Wednesday, September 28, 2011

Another Reason to Remain Bearish On Stocks

Click on Chart to Enlarge

See the notes on the chart for further detail. Basically AAPL has been able to buck the trend to some extent and push to new all time highs this month. However, this comes in the context of a rising wedge or ending diagonal chart pattern. An ending diagonal lead to about the most vertical/explosive reversal of any chart pattern. Prices will retraced the entire diagonal often in a quarter to a third of the time it took to form or even less.

So given that AAPL pierced the upper diagonal line and reversed down with a gap and is below the prior peak from July, this has everything in place for a major top for AAPL. The weekly RSI and the daily MACD have beautiful bearish divergence. The daily MACD made a bearish cross sell signal today. If the lower diagonal trend line breaks....watch out below.

Earnings is next month, my guess is we will see a major downer this time. Some Jan 2012 puts would be appropriate here. Also, shorting ASAP with a stop above the all time high for short sales. The initial covering point would be $300 based on the chart pattern.
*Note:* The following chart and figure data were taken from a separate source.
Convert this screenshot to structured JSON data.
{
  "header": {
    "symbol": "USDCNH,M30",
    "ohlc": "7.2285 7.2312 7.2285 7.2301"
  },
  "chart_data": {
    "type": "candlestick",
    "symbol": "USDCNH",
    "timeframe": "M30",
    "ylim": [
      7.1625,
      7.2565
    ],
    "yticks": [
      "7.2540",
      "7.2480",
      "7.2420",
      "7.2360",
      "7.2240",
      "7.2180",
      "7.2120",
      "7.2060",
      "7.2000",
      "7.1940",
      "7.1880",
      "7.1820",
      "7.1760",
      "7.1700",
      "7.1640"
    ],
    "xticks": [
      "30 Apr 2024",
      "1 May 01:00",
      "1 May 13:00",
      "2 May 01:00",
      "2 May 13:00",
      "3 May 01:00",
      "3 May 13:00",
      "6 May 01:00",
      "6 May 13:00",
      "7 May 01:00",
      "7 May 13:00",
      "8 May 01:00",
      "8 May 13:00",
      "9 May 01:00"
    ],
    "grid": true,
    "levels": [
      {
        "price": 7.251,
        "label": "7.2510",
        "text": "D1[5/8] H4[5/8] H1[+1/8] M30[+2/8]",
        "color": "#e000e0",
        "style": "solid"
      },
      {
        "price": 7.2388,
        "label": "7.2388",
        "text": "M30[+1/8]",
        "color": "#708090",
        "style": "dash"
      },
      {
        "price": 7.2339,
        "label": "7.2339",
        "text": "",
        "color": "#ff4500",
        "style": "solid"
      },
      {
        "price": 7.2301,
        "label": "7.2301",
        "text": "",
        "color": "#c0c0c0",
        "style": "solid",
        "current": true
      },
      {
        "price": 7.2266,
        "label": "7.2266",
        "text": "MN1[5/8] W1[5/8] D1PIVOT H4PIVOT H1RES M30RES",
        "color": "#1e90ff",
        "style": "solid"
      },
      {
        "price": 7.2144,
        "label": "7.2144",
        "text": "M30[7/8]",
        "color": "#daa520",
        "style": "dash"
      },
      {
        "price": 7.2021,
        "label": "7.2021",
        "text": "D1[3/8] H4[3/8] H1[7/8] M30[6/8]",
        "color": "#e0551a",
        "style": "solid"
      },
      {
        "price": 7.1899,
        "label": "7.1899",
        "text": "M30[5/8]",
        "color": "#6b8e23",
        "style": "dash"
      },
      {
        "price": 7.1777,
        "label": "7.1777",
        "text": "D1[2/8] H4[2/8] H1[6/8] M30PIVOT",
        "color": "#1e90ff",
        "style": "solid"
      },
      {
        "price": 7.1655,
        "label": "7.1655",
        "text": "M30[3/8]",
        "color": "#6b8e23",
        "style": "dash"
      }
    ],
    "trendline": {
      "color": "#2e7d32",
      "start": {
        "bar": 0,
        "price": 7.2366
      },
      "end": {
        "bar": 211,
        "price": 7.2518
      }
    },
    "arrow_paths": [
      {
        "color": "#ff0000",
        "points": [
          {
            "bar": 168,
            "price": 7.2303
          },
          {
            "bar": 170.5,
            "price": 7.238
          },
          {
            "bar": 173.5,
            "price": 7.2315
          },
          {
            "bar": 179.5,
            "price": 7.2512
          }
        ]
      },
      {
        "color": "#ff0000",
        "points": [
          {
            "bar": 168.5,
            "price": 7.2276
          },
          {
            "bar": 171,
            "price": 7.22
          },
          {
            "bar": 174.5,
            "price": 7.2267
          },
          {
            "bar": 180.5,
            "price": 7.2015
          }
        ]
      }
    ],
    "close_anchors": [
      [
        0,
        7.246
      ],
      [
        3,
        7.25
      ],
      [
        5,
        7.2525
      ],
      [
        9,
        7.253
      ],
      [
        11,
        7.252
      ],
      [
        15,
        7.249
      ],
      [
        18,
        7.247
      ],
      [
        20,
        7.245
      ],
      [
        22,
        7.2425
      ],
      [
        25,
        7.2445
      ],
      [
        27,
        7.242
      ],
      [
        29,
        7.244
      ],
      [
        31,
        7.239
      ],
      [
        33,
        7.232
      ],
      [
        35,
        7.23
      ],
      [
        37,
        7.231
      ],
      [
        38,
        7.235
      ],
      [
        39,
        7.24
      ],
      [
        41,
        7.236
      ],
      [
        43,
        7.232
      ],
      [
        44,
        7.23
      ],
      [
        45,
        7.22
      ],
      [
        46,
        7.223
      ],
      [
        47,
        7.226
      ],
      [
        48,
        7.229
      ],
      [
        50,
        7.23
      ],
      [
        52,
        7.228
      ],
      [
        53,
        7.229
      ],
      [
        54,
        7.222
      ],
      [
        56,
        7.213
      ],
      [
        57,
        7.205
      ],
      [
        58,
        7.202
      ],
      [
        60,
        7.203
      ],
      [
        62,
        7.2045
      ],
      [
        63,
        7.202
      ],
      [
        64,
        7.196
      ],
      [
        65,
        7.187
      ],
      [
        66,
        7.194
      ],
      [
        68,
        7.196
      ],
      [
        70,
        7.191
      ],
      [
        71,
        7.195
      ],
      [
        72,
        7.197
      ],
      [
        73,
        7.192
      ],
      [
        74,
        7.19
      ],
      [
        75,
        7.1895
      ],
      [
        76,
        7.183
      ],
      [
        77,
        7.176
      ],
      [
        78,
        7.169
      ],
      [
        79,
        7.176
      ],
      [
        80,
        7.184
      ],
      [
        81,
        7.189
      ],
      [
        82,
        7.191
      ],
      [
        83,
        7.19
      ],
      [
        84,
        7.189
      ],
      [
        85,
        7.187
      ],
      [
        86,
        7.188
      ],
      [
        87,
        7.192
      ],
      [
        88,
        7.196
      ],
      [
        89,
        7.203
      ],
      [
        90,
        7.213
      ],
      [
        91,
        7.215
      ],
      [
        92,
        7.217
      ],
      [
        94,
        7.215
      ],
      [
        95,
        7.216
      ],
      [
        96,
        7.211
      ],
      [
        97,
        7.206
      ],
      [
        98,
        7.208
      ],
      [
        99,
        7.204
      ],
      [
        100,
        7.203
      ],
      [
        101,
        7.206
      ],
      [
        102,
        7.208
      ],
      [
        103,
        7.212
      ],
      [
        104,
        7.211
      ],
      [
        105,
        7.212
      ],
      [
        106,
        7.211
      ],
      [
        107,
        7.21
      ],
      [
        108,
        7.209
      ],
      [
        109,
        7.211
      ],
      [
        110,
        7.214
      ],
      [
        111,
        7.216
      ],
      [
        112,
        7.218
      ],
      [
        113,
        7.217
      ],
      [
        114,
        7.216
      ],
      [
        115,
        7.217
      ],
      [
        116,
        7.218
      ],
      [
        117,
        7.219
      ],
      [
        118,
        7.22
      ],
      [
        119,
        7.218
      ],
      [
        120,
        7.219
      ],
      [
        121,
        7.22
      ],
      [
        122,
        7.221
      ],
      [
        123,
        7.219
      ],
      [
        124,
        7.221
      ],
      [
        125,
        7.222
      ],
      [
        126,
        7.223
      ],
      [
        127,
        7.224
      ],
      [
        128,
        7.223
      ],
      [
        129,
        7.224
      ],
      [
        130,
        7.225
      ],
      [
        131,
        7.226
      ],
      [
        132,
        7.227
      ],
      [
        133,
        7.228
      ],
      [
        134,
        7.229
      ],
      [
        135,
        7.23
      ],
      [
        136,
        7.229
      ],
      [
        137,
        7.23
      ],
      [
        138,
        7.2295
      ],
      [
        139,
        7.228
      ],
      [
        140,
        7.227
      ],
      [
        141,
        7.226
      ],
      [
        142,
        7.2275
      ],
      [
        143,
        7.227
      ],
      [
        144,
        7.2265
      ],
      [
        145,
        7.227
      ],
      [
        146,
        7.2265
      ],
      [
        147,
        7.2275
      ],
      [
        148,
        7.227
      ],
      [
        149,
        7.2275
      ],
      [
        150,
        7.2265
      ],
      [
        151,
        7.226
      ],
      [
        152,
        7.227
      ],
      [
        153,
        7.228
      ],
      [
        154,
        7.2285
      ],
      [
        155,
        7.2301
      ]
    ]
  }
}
Also, distribution days are still running basically 2 to 1 to accumulation days over the last several months. So one could choose to ignore this and say "well it still broke out to new highs after last time you said that. It just shows AAPL is invincible." Or you could realize that this means, for a fact, that a tremendous amount of selling has occurred over the last 9 months while prices have remained generally higher. Big holders have been exiting this for the last 9 months. If you hold it, what is your exit plan?





BIDU and CMG are two more high fliers that look to be at critical points with likely downside ahead. So if the leaders are set to move down 25% or more in the coming months I have to think the market will come under severe pressure as well.